"Fabuła ciekawa i wykonanie nie najgorsze."
Chyba sobie kpisz. To był najgorzej zmontowany film jaki w życiu widziałem. Poza tym ta ciągle trzęsąca się kamera niezwykle mnie irytowała, ponieważ niektórych ujęć w ogóle nie było widać. Poza tym co do fabuły to jej poziom skomplikowania jest na równi z cepem.
najgorszy film chyba jaki w życiu widziałem zaraz po american gangster zasnąłem w 4 minucie filmu ;/
A ja obejrzałem do końca, ale chyba tylko po to, żeby mieć na filmwebie jakiś film z kiepską oceną :)
Dno totalne. Montażysta powinien zastanowić się nad zmianą zawodu, aktorzy, scenarzysta i reżyser również. Dno.
Nie wiem co masz do aktorów, bo Michael C. Hall zagrał w tym filmie bardzo dobrze (nie porównując oczywiście do Dextera, gdzie gra wybitnie), reszta przeciętnie.
http://sjp.pwn.pl/haslo.php?id=2494096 ;)
Autorzy mieli fajne pomysły, ale za dużo chcieli pomysłów umieścić w jednym filmie. Dodatkowo świat był przesadnie zbrutalizowany, co mnie odpychało.
Jak ten Pan nade mną już ujął, odwzorowywać oznacza coś zupełnie innego. A co do montażu, to nie wina montażysty, a reżysera. Taką przyjął konwencję by odwzorowywać chaos grającego w ten dziwny 'live action' - gracza, co wygląda dość paskudnie. Chaotyczne i krótkie ujęcia szwenkerów + dynamiczny, chaotyczny montaż........ też nie mogłem tego przeżyć. To może wywołać atak u epileptyków, no, ale tak samo gry mogą, więc konwencji film się trzymał, jednakże mnie ta konwencja nie przekonuje.

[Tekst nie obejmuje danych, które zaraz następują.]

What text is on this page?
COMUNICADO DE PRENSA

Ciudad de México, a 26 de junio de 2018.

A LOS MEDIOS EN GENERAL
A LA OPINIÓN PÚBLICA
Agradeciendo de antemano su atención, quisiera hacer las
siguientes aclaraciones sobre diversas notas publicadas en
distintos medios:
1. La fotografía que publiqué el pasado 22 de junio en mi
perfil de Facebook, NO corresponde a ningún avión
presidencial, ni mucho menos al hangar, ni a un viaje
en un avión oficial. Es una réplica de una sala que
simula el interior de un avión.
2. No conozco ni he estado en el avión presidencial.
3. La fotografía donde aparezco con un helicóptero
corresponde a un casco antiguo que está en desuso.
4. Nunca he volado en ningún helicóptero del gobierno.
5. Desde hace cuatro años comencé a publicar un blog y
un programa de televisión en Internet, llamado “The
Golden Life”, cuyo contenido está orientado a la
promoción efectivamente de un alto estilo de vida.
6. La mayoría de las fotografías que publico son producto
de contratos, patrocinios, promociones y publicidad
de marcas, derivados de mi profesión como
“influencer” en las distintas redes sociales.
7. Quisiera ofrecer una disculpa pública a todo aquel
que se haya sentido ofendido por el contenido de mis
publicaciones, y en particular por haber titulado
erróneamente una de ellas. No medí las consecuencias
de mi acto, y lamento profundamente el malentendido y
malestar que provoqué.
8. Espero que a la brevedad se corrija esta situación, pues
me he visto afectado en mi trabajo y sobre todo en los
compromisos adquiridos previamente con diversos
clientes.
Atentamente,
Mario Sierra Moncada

A ja wam powiem, że nienawidzę tego efektu trzęsienia, ale tu było to trafione. Być może nie mam zbytniego gustu filmowego, ale mnie się ten obraz podobał. Bo tu o to właśnie chodziło - żeby przekazać dokładnie to, co przeżywał ten młody, co grał w tę grę. Choć fabuła nie do końca mnie przekonała, bo takie wszczepianie chipów to chory wymysł chorego umysłu.

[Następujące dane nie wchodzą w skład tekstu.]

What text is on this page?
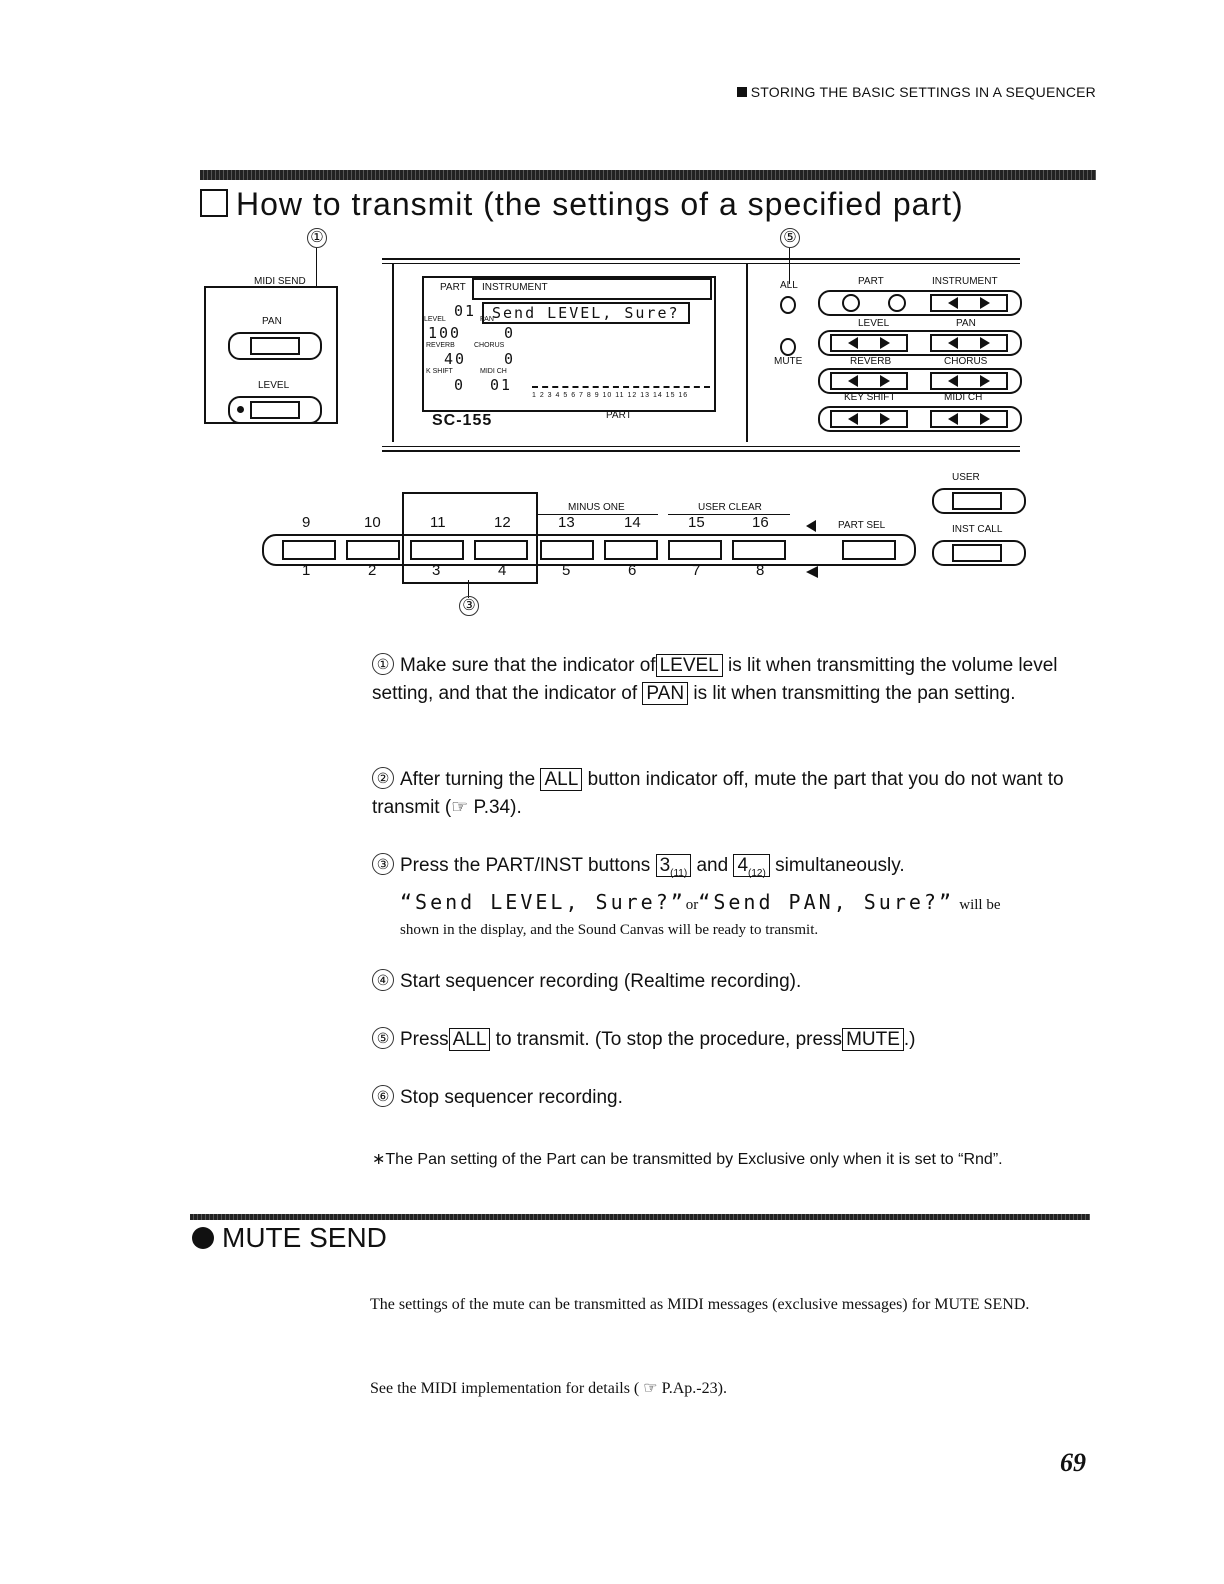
STORING THE BASIC SETTINGS IN A SEQUENCER
How to transmit (the settings of a specified part)
①
MIDI SEND
PAN
LEVEL
PART INSTRUMENT
01	Send LEVEL, Sure?
LEVEL	PAN
100	0
REVERB	CHORUS
40	0
K SHIFT	MIDI CH
0 01
1 2 3 4 5 6 7 8 9 10 11 12 13 14 15 16
SC-155	PART
⑤
ALL
MUTE
PART	INSTRUMENT
LEVEL	PAN
REVERB	CHORUS
KEY SHIFT	MIDI CH
USER
INST CALL
MINUS ONE	USER CLEAR
9	10	11	12	13	14	15	16	PART SEL
1	2	3	4	5	6	7	8
③
① Make sure that the indicator of LEVEL is lit when transmitting the volume level setting, and that the indicator of PAN is lit when transmitting the pan setting.
② After turning the ALL button indicator off, mute the part that you do not want to transmit (☞ P.34).
③ Press the PART/INST buttons $3_{(11)}$ and $4_{(12)}$ simultaneously.
“Send LEVEL, Sure?”or“Send PAN, Sure?” will be
shown in the display, and the Sound Canvas will be ready to transmit.
④ Start sequencer recording (Realtime recording).
⑤ Press ALL to transmit. (To stop the procedure, press MUTE .)
⑥ Stop sequencer recording.
∗The Pan setting of the Part can be transmitted by Exclusive only when it is set to “Rnd”.
MUTE SEND
The settings of the mute can be transmitted as MIDI messages (exclusive messages) for MUTE SEND.
See the MIDI implementation for details ( ☞ P.Ap.-23).
69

Może sam pomysł fajny, ale cała reszta do bani. Rozwinięcie fabuły, montaż, dialogi, gra aktorska - wszystko do bani. Efekty specjalne też nic nadzwyczajnego. Daje 4.
Ten film to jedno wielkie gówno. Dialogi, efekty jak z filmów klasy B lub C, łubu dubu, cycki, pif paf, itd. Po prostu masakra.....
zeby dobrze odebrac tego typu produkcje trzeba chyba byc graczem. bo uwazam, ze odworowanie klimatu 'grania' jest bardzo na tak.